For my birthday last month I was given a turntable and can now revisit some of those old gramophone records in the attic. Amongst the survivors of several moves around three countries is a complete set of Gustav Mahler’s symphonies conducted by Bernard Haitink.
Completed in 1896 but years ahead of its time, Mahler’s Third Symphony would be my ultimate desert island disc. Composed in a modest hut overlooking an Austrian lake during his summer breaks from conducting at the Vienna Opera, its six movements were initially given programmatic titles, such as “What the flowers of the field tell me”, “What the angels tell me” and “What Love tells me” which Mahler later dropped, letting the music speak for itself. Yet the source of its inspiration remains apparent. When the conductor, Bruno Walter, arrived at Mahler’s summer retreat he was told, “Don’t bother admiring the landscape, it’s all in my music!”
Listening to the symphony again recently, I wondered how someone could compose something so monumentally beautiful: from the sometimes dissonant terrors of the opening movement to the exquisite Romanticism of the long finale, it seems too complex, too other-wordly, to have been written by one man in a shed. Mahler seems more like a conduit for the mystical power of Nature itself and hearing it is, to me, approaching a spiritual experience.

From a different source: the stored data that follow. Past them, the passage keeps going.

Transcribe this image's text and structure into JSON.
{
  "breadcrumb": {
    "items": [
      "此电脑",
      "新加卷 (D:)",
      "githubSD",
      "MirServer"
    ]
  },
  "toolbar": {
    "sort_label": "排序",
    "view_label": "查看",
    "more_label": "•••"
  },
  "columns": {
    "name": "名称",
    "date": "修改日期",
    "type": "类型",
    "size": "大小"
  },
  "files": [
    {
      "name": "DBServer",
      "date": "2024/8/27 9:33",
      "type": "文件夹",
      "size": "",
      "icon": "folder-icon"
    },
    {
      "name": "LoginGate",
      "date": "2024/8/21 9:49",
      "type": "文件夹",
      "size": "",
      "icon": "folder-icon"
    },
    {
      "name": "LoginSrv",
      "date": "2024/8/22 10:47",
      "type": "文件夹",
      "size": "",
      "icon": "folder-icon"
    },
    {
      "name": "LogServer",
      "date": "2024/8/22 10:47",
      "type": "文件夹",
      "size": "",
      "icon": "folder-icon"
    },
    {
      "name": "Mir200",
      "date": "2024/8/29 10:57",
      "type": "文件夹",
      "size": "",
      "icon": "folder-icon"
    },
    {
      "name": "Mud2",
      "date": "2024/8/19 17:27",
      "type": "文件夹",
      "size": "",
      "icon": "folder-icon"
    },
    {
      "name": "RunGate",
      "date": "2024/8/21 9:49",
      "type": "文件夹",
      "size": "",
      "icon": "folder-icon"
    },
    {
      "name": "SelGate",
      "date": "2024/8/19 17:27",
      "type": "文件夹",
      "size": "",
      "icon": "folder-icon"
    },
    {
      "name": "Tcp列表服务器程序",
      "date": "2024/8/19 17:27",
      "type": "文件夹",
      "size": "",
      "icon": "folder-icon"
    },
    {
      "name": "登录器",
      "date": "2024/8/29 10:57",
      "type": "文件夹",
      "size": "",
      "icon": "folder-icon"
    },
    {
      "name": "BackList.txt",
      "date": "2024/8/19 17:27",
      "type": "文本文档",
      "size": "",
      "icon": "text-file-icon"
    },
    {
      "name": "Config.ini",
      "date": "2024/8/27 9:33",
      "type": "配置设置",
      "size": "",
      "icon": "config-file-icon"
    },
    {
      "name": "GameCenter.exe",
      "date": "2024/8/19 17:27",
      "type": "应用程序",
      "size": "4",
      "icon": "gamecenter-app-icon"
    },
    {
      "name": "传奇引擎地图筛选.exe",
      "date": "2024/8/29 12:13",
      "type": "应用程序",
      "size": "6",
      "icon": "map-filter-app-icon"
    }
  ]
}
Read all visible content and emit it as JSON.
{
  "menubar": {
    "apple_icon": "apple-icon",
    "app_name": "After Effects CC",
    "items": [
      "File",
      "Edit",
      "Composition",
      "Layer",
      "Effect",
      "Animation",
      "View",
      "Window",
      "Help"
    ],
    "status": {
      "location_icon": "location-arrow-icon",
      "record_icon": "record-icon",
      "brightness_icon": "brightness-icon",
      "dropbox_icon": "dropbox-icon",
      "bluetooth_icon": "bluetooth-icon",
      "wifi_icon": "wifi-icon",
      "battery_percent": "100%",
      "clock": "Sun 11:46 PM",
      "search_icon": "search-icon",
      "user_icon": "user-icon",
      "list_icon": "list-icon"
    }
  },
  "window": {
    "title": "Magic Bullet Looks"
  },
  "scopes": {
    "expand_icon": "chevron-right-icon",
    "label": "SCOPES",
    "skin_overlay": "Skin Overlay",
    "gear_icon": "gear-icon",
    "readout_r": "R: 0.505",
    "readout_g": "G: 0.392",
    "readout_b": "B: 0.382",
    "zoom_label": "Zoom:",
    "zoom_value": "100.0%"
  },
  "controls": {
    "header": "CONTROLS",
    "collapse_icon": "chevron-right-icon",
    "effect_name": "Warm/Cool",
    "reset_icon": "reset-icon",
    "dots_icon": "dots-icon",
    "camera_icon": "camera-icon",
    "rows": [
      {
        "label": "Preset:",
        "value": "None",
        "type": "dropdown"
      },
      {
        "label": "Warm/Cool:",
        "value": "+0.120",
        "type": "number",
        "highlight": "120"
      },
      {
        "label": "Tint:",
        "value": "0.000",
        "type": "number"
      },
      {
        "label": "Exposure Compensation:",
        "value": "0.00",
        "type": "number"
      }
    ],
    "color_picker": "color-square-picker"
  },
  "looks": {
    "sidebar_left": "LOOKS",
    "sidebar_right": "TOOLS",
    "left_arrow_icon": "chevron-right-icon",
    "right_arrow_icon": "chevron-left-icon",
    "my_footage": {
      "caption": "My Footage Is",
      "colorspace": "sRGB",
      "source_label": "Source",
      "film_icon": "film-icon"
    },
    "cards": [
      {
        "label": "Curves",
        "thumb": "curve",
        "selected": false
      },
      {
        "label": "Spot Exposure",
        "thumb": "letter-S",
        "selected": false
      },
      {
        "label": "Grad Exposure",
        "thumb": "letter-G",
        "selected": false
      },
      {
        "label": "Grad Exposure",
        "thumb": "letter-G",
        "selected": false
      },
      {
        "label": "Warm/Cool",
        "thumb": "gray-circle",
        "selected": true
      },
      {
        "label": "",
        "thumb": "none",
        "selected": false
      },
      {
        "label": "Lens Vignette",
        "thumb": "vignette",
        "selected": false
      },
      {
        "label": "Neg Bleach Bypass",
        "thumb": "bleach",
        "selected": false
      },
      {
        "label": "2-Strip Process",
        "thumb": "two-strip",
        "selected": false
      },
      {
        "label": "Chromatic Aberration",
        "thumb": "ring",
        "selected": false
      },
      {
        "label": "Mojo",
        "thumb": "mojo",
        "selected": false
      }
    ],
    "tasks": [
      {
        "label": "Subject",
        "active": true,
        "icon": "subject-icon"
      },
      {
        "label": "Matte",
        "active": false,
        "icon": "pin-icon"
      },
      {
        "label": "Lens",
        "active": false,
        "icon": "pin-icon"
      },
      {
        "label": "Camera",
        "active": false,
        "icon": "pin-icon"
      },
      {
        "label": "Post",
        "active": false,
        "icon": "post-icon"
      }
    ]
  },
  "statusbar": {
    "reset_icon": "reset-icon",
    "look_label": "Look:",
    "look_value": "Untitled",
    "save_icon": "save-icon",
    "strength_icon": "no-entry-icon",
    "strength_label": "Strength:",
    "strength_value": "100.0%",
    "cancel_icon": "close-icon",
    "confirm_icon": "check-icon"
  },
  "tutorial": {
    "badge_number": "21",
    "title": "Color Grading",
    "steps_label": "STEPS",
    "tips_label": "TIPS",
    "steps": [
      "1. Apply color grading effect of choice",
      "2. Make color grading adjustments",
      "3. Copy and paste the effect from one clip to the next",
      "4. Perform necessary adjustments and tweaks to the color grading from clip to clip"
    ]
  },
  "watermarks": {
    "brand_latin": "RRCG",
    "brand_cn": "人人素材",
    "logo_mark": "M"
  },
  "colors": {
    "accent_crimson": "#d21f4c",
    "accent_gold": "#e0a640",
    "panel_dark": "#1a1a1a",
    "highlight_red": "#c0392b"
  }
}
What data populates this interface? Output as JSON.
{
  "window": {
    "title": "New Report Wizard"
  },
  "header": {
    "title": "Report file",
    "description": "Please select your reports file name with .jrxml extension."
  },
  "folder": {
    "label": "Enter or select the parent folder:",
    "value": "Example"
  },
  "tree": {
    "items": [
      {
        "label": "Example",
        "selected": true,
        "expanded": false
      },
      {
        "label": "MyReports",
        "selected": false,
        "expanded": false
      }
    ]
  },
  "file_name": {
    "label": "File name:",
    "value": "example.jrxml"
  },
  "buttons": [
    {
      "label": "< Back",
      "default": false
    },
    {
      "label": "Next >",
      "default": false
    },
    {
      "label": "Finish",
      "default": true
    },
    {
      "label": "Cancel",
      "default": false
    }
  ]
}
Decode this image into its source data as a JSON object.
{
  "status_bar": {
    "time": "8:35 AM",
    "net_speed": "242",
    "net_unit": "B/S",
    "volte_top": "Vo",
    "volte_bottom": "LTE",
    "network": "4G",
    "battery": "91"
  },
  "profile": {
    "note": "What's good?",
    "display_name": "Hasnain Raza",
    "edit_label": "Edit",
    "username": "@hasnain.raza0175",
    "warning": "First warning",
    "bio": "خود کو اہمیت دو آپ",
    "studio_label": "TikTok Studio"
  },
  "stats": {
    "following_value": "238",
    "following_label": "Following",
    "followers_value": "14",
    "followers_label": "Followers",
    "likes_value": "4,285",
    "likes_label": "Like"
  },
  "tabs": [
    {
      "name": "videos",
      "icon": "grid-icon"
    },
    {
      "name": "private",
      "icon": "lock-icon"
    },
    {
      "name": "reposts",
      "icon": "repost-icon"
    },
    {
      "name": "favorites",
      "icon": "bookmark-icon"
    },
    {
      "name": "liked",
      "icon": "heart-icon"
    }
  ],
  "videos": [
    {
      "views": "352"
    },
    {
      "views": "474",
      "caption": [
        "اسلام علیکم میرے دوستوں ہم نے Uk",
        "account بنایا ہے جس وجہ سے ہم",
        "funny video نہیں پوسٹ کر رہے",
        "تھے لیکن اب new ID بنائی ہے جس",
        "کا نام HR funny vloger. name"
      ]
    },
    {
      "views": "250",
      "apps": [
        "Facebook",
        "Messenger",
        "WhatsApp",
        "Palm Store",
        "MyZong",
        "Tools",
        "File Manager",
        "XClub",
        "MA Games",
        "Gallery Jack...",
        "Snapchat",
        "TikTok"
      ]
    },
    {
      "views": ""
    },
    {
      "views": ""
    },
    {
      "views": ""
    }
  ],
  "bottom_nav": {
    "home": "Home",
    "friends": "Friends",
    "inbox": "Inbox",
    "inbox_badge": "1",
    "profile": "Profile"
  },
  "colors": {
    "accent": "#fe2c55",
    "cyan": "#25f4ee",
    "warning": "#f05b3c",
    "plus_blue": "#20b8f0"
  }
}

“Today I became horribly aware that the first movement will last half a hour, perhaps longer,” he wrote, “What are people going to say to that? They won’t leave a hair on my head. This work is truly concise, even brief, though it lasts two hours…It is though the torrent of creation has proved to be an irrisitable force, having been pent up for years; there is no escape!”
My drawing shows the composer sifting some of the elements that went into this mighty symphony. I wanted to do something to celebrate Mahler, and it would either have to be a drawing like this or some wall-high painting that would take about a year to complete. Until I have the time and ability to produce the latter, this will have to do.